Queer Places:
Coed Celyn, Cadnant Park, Conwy, Gwynedd

Agnes Twiston Hughes – 100WelshWomenAgnes Twiston Hughes (28 September 1895 – 20 October 1981)[1] was the first woman Solicitor (Wales) in 1923.

She was a Welsh solicitor and mayor of Conwy. She studied at the University of London and became the first woman in Wales to qualify as a solicitor. She worked at her father's firm after she graduated, eventually taking over the business following his death. After she retired, she became a local councillor before becoming Mayor of Conwy in 1954.

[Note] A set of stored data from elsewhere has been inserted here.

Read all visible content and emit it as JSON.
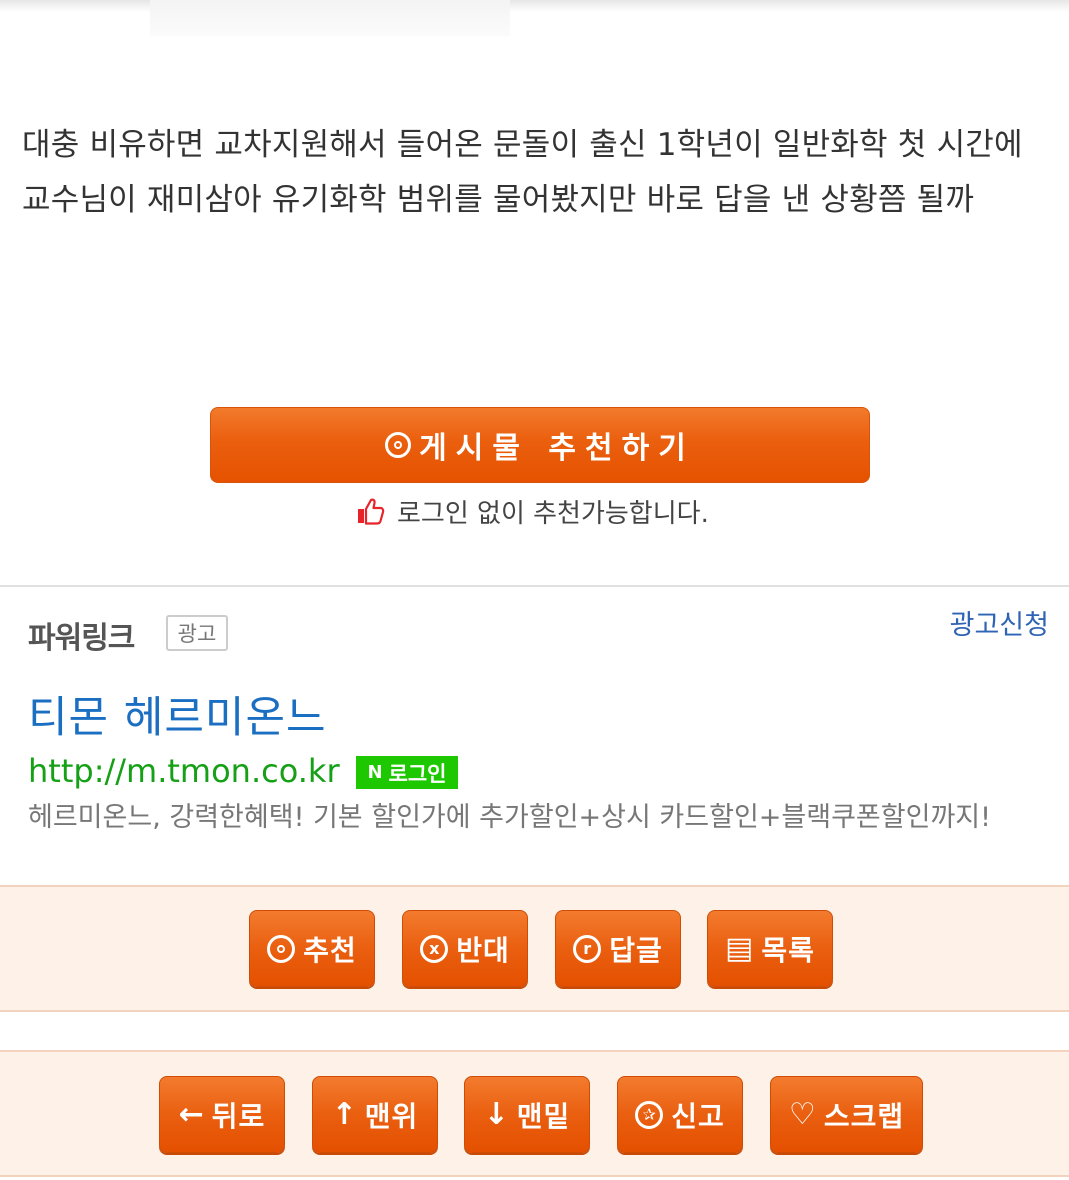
{
  "post": {
    "body": "대충 비유하면 교차지원해서 들어온 문돌이 출신 1학년이 일반화학 첫 시간에 교수님이 재미삼아 유기화학 범위를 물어봤지만 바로 답을 낸 상황쯤 될까"
  },
  "recommend": {
    "button_label": "게시물 추천하기",
    "note": "로그인 없이 추천가능합니다."
  },
  "ad": {
    "section_label": "파워링크",
    "badge": "광고",
    "apply_link": "광고신청",
    "title": "티몬 헤르미온느",
    "url": "http://m.tmon.co.kr",
    "login_badge": "로그인",
    "login_badge_mark": "N",
    "description": "헤르미온느, 강력한혜택! 기본 할인가에 추가할인+상시 카드할인+블랙쿠폰할인까지!"
  },
  "actions": [
    {
      "label": "추천",
      "icon": "recommend-circle-icon"
    },
    {
      "label": "반대",
      "icon": "oppose-x-icon"
    },
    {
      "label": "답글",
      "icon": "reply-r-icon"
    },
    {
      "label": "목록",
      "icon": "list-icon"
    }
  ],
  "nav": [
    {
      "label": "뒤로",
      "icon": "arrow-left-icon"
    },
    {
      "label": "맨위",
      "icon": "arrow-up-icon"
    },
    {
      "label": "맨밑",
      "icon": "arrow-down-icon"
    },
    {
      "label": "신고",
      "icon": "report-icon"
    },
    {
      "label": "스크랩",
      "icon": "heart-icon"
    }
  ],
  "colors": {
    "accent": "#ea5f0e",
    "ad_title": "#1b6fc2",
    "ad_url": "#15a015",
    "naver_green": "#1ec800",
    "band_bg": "#fdf1e8"
  }
}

Hughes was born in 1895, one of two daughters born to John William Hughes. Her paternal grandfather had been a joiner but her father had instead become a clerk at a solicitor's office in England at the age of 19. Her father became a qualified solicitor at 41 and moved to Conwy in North Wales to set up his own practice, JW Hughes.[2] Her father hoped to provide his daughters with an education and sent them both to the Welsh Girls' School in Ashford, Surrey. They later attended Bangor County School for Girls. Hughes went on to attend the University of London where she gained a second class Bachelor of Science (Economics) in 1918.[2][3] She also gained first class honours from the Law Society and was first in her class for both male and female students in her Law Finals class of 1923. In doing so, she became the first Welsh woman to qualify as a solicitor.[2][4] She was awarded The Sheffield Prize and The John Mackrell Prize by The Council of the Law Society,[5] receiving £35 and £13 for the awards respectively.[6]

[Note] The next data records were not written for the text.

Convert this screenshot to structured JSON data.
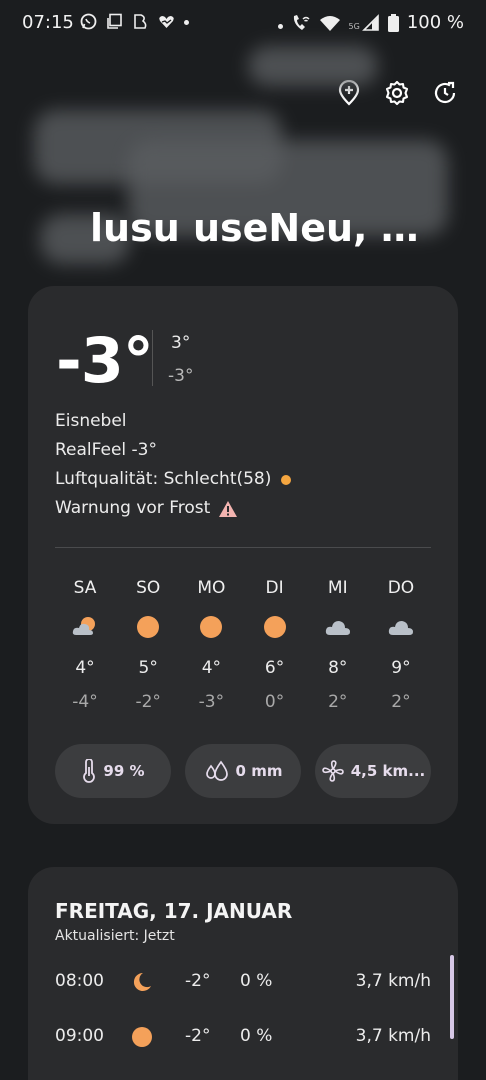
{
  "status_bar": {
    "time": "07:15",
    "battery": "100 %",
    "network_label": "5G",
    "left_icons": [
      "whatsapp-icon",
      "copy-icon",
      "app-icon",
      "heart-icon",
      "dot"
    ],
    "right_icons": [
      "dot",
      "wifi-call-icon",
      "wifi-icon",
      "signal-icon",
      "battery-icon"
    ]
  },
  "header": {
    "actions": [
      "add-location-icon",
      "settings-icon",
      "refresh-icon"
    ],
    "city": "lusu useNeu, N..."
  },
  "current": {
    "temperature": "-3°",
    "high": "3°",
    "low": "-3°",
    "condition": "Eisnebel",
    "realfeel": "RealFeel -3°",
    "air_quality": "Luftqualität: Schlecht(58)",
    "air_quality_color": "#f5a640",
    "warning": "Warnung vor Frost"
  },
  "forecast": [
    {
      "day": "SA",
      "icon": "partly-cloudy-icon",
      "high": "4°",
      "low": "-4°"
    },
    {
      "day": "SO",
      "icon": "sun-icon",
      "high": "5°",
      "low": "-2°"
    },
    {
      "day": "MO",
      "icon": "sun-icon",
      "high": "4°",
      "low": "-3°"
    },
    {
      "day": "DI",
      "icon": "sun-icon",
      "high": "6°",
      "low": "0°"
    },
    {
      "day": "MI",
      "icon": "cloud-icon",
      "high": "8°",
      "low": "2°"
    },
    {
      "day": "DO",
      "icon": "cloud-icon",
      "high": "9°",
      "low": "2°"
    }
  ],
  "chips": {
    "humidity": "99 %",
    "precipitation": "0 mm",
    "wind": "4,5 km..."
  },
  "hourly": {
    "title": "FREITAG, 17. JANUAR",
    "updated": "Aktualisiert: Jetzt",
    "rows": [
      {
        "time": "08:00",
        "icon": "moon-icon",
        "temp": "-2°",
        "precip": "0 %",
        "wind": "3,7 km/h"
      },
      {
        "time": "09:00",
        "icon": "sun-icon",
        "temp": "-2°",
        "precip": "0 %",
        "wind": "3,7 km/h"
      }
    ]
  },
  "colors": {
    "background": "#1b1d1f",
    "card": "#2a2b2d",
    "chip": "#3c3d3f",
    "sun": "#f4a15a",
    "accent_scroll": "#d7c8e6"
  }
}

After graduating, Hughes returned to Conwy and took up a position at her father's solicitor firm as an articled clerk. She eventually rose to become a senior partner in the firm before succeeding her father as principal when he died in 1949.[7] She retired in 1961.[8] Hughes later became a local councillor after standing as an independent candidate and,[9] in 1954, she became the first female Mmayor of Conwy and served until the following year.[2][7] As mayor, she "broke with tradition" by moving the annual civic service from its traditional venue to the Methodist Chapel that she attended.[5]

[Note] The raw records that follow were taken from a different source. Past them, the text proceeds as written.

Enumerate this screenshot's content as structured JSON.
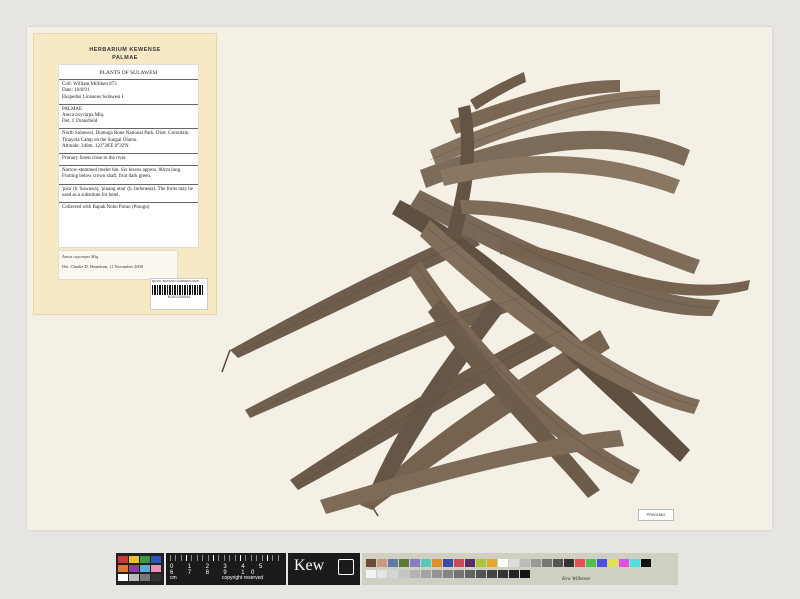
{
  "herbarium": {
    "line1": "HERBARIUM KEWENSE",
    "line2": "PALMAE"
  },
  "label": {
    "title": "PLANTS OF SULAWESI",
    "coll": "Coll: William Milliken 873",
    "date": "Date: 10/8/91",
    "expedition": "Ekspedisi Linnaeus Sulawesi I",
    "family": "PALMAE",
    "taxon": "Areca oxycarpa Miq.",
    "det": "Det. J. Dransfield",
    "locality": "North Sulawesi, Dumoga Bone National Park. Distr. Gorontalo. Tinayola Camp on the Sungai Olamu.",
    "altitude": "Altitude: 340m. 123°28'E 0°32'N",
    "habitat": "Primary forest close to the river.",
    "description": "Narrow-stemmed treelet 6m. Six leaves approx. 80cm long. Fruiting below crown shaft, fruit dark green.",
    "vernacular": "'pisa' (b. Suwawa), 'pinang utan' (b. Indonesia). The fruits may be used as a substitute for betel.",
    "collected_with": "Collected with Bapak Noho Poluo (Pinogu)"
  },
  "determination": {
    "taxon": "Areca oxycarpa Miq.",
    "det": "Det. Charlie D. Heatubun, 11 November 2008"
  },
  "stickers": {
    "line1": "ROYAL BOTANIC GARDENS KEW",
    "barcode_number": "K001105544"
  },
  "reference_label": "PR001662",
  "scale_bar": {
    "numbers": "0 1 2 3 4 5 6 7 8 9 10",
    "unit": "cm",
    "copyright": "copyright reserved",
    "brand": "Kew",
    "card_brand": "Kew Willemse"
  },
  "colors": {
    "sheet": "#f4f0e6",
    "leaf_dark": "#6a5a4a",
    "leaf_mid": "#85725f",
    "tag": "#f6e9c4"
  }
}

Hughes was a keen golfer and played for Conwy Golf Club. She became club captain in 1948. Hughes died on 20 October 1981.[2] In May 2018, Hughes was named on a shortlist of 100 women who were selected as possible choices for the first statute of a female figure in Cardiff.[10] Hughes was omitted from the final shortlist of five before Betty Campbell was chosen as the overall winner.[11]